Cette différence structurelle crée un malaise chez ses adversaires politiques. Car la tentative désespérée de certains segments de l’opposition consiste, non pas à construire un discours alternatif, mais à acheter du temps et des silhouettes pour donner l’illusion d’un élan populaire. Dans la rue, la manipulation est instantanément sanctionnée. Le peuple sait reconnaître l’authentique du factice. La preuve : les réseaux sociaux se sont mués en tribunaux populaires où de jeunes participants décrivent, sans filtre, comment on leur a proposé 5 000 francs pour servir de décor humain. C’est dire à quel point l’argent est devenu l’ultime argument de recrutement.
Cette crise interne fait aussi remonter des rancœurs qui couvaient depuis longtemps. Plusieurs militants de seconde ligne dénoncent la captation des ressources par un petit cercle, l’absence de comptes rendus financiers et cette culture du secret qui gangrène les alliances de circonstance. On découvre des organisations politiques qui fonctionnent encore selon des schémas archaïques : pas de transparence, pas de reddition, pas de gestion rigoureuse. A l’heure où chaque dépense circule dans les conversations Telegram et WhatsApp, l’opinion exige des explications.
Pendant ce temps, la communication de la majorité peut dormir tranquille. La faiblesse ne vient plus seulement de l’attaque extérieure, mais de l’effritement intérieur du camp adverse. Les fissures sont visibles : accusations croisées, soupçons de détournement, militants désabusés qui parlent d’« investissement sans retour ». Et les bailleurs, ceux-là mêmes qui tiennent les robinets, pourraient finir par tourner la manivelle. Car que redoute un sponsor politique ? Investir dans du vide.
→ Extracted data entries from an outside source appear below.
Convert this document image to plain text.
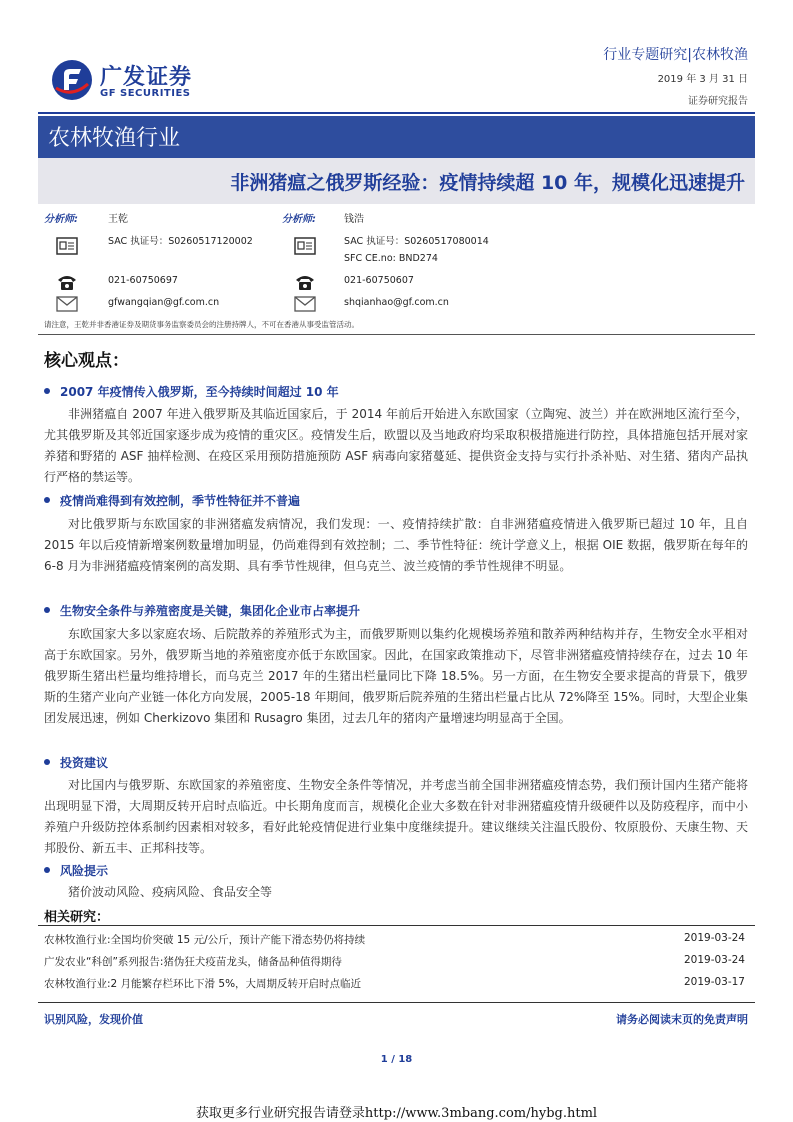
广发证券
GF SECURITIES
行业专题研究|农林牧渔
2019 年 3 月 31 日
证券研究报告
农林牧渔行业
非洲猪瘟之俄罗斯经验：疫情持续超 10 年，规模化迅速提升
分析师:	王乾
SAC 执证号：S0260517120002
021-60750697
gfwangqian@gf.com.cn
分析师:	钱浩
SAC 执证号：S0260517080014
SFC CE.no: BND274
021-60750607
shqianhao@gf.com.cn
请注意，王乾并非香港证券及期货事务监察委员会的注册持牌人，不可在香港从事受监管活动。
核心观点：
2007 年疫情传入俄罗斯，至今持续时间超过 10 年
非洲猪瘟自 2007 年进入俄罗斯及其临近国家后，于 2014 年前后开始进入东欧国家（立陶宛、波兰）并在欧洲地区流行至今，尤其俄罗斯及其邻近国家逐步成为疫情的重灾区。疫情发生后，欧盟以及当地政府均采取积极措施进行防控，具体措施包括开展对家养猪和野猪的 ASF 抽样检测、在疫区采用预防措施预防 ASF 病毒向家猪蔓延、提供资金支持与实行扑杀补贴、对生猪、猪肉产品执行严格的禁运等。
疫情尚难得到有效控制，季节性特征并不普遍
对比俄罗斯与东欧国家的非洲猪瘟发病情况，我们发现：一、疫情持续扩散：自非洲猪瘟疫情进入俄罗斯已超过 10 年，且自 2015 年以后疫情新增案例数量增加明显，仍尚难得到有效控制；二、季节性特征：统计学意义上，根据 OIE 数据，俄罗斯在每年的 6-8 月为非洲猪瘟疫情案例的高发期、具有季节性规律，但乌克兰、波兰疫情的季节性规律不明显。
生物安全条件与养殖密度是关键，集团化企业市占率提升
东欧国家大多以家庭农场、后院散养的养殖形式为主，而俄罗斯则以集约化规模场养殖和散养两种结构并存，生物安全水平相对高于东欧国家。另外，俄罗斯当地的养殖密度亦低于东欧国家。因此，在国家政策推动下，尽管非洲猪瘟疫情持续存在，过去 10 年俄罗斯生猪出栏量均维持增长，而乌克兰 2017 年的生猪出栏量同比下降 18.5%。另一方面，在生物安全要求提高的背景下，俄罗斯的生猪产业向产业链一体化方向发展，2005-18 年期间，俄罗斯后院养殖的生猪出栏量占比从 72%降至 15%。同时，大型企业集团发展迅速，例如 Cherkizovo 集团和 Rusagro 集团，过去几年的猪肉产量增速均明显高于全国。
投资建议
对比国内与俄罗斯、东欧国家的养殖密度、生物安全条件等情况，并考虑当前全国非洲猪瘟疫情态势，我们预计国内生猪产能将出现明显下滑，大周期反转开启时点临近。中长期角度而言，规模化企业大多数在针对非洲猪瘟疫情升级硬件以及防疫程序，而中小养殖户升级防控体系制约因素相对较多，看好此轮疫情促进行业集中度继续提升。建议继续关注温氏股份、牧原股份、天康生物、天邦股份、新五丰、正邦科技等。
风险提示
猪价波动风险、疫病风险、食品安全等
相关研究：
农林牧渔行业:全国均价突破 15 元/公斤，预计产能下滑态势仍将持续	2019-03-24
广发农业“科创”系列报告:猪伪狂犬疫苗龙头，储备品种值得期待	2019-03-24
农林牧渔行业:2 月能繁存栏环比下滑 5%，大周期反转开启时点临近	2019-03-17
识别风险，发现价值	请务必阅读末页的免责声明
1 / 18
获取更多行业研究报告请登录http://www.3mbang.com/hybg.html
La scène rappelle une vérité brutale de la politique sénégalaise contemporaine : les foules ne s’achètent pas. Elles se séduisent, se conquièrent, se construisent. Ceux qui ont misé sur la rente émotionnelle ou sur le chéquier pour compenser un déficit de charisme courent droit vers l’humiliation. Les manifestations clairsemées sont le thermomètre impitoyable du désengagement populaire. Et chaque image aérienne, chaque vidéo panoramique, est une gifle symbolique.
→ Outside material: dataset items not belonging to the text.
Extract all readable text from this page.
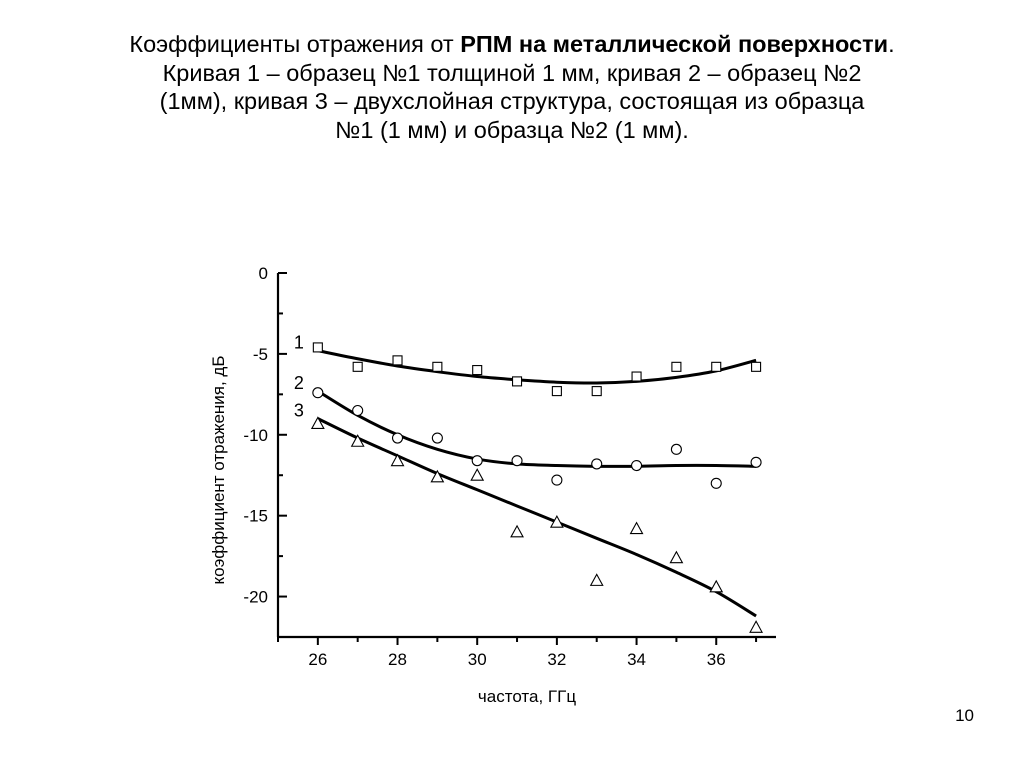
Коэффициенты отражения от РПМ на металлической поверхности.

Кривая 1 – образец №1 толщиной 1 мм, кривая 2 – образец №2

(1мм), кривая 3 – двухслойная структура, состоящая из образца

№1 (1 мм) и образца №2 (1 мм).

26	28	30	32	34	36
0
-5
-10
-15
-20
1
2
3
частота, ГГц
коэффициент отражения, дБ
10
Les jeunes qui dénoncent la prime de 5 000 francs vont plus loin : ils parlent de démobilisation volontaire et de boycott interne. Ils expliquent que certains segments militants ont décidé de rester volontairement chez eux pour sanctionner les dirigeants, qu’ils jugent arrogants ou déconnectés. Le problème n’est donc pas seulement financier ; il est politique. Un élu ou un leader sans base réelle devient un général sans soldats.
Face à ce naufrage, on observe chez certains responsables des tentatives maladroites de justification. Ils parlent d’« infiltration », de « sabotage », de « mauvaise communication ». Mais la réalité, têtue, se résume en une phrase : la rue ne ment jamais. Et quand elle refuse de se déplacer, c’est tout un projet qui s’effondre.
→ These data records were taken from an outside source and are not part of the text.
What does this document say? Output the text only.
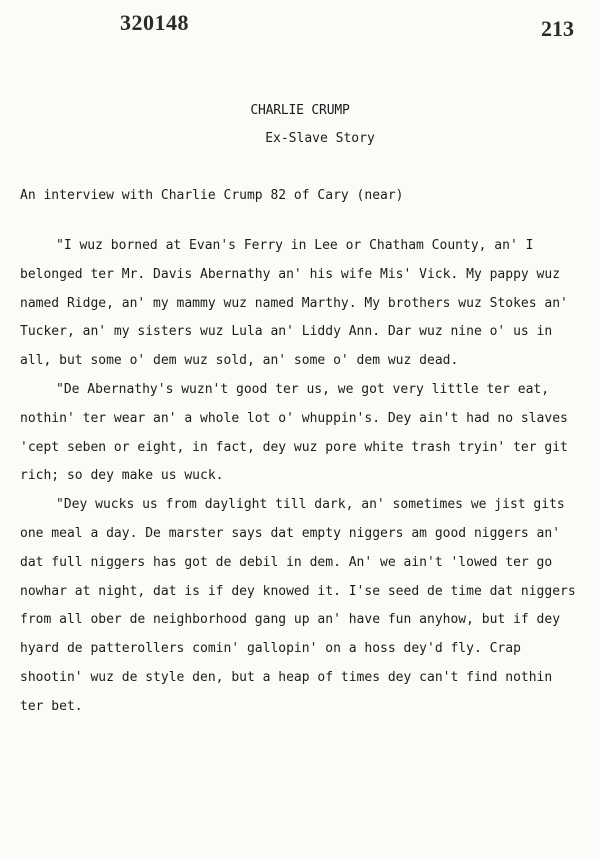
320148	213
CHARLIE CRUMP
Ex-Slave Story
An interview with Charlie Crump 82 of Cary (near)

"I wuz borned at Evan's Ferry in Lee or Chatham County, an' I belonged ter Mr. Davis Abernathy an' his wife Mis' Vick. My pappy wuz named Ridge, an' my mammy wuz named Marthy. My brothers wuz Stokes an' Tucker, an' my sisters wuz Lula an' Liddy Ann. Dar wuz nine o' us in all, but some o' dem wuz sold, an' some o' dem wuz dead.

"De Abernathy's wuzn't good ter us, we got very little ter eat, nothin' ter wear an' a whole lot o' whuppin's. Dey ain't had no slaves 'cept seben or eight, in fact, dey wuz pore white trash tryin' ter git rich; so dey make us wuck.

"Dey wucks us from daylight till dark, an' sometimes we jist gits one meal a day. De marster says dat empty niggers am good niggers an' dat full niggers has got de debil in dem. An' we ain't 'lowed ter go nowhar at night, dat is if dey knowed it. I'se seed de time dat niggers from all ober de neighborhood gang up an' have fun anyhow, but if dey hyard de patterollers comin' gallopin' on a hoss dey'd fly. Crap shootin' wuz de style den, but a heap of times dey can't find nothin ter bet.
Pendant ce temps, l’autre camp prépare tranquillement une démonstration de puissance le 8 novembre, non pas parce qu’on y annonce quelqu’un, mais parce qu’on y répond à une convocation. La mobilisation y sera convictionnelle, non salariale. Ce contraste suffira à redessiner la perception publique : d’un côté, un rassemblement organique, massif, spontané ; de l’autre, une poignée de silhouettes rémunérées au SMIC protestataire, filmées sous des angles indulgents.
Ce débat, en apparence trivial, révèle en profondeur un enjeu majeur : la recomposition silencieuse du leadership national. Car un mouvement qui doit payer pour exister est déjà mort dans les consciences. L’énergie militante ne se loue pas. Le courage ne se contractualise pas. La conviction ne s’achète pas.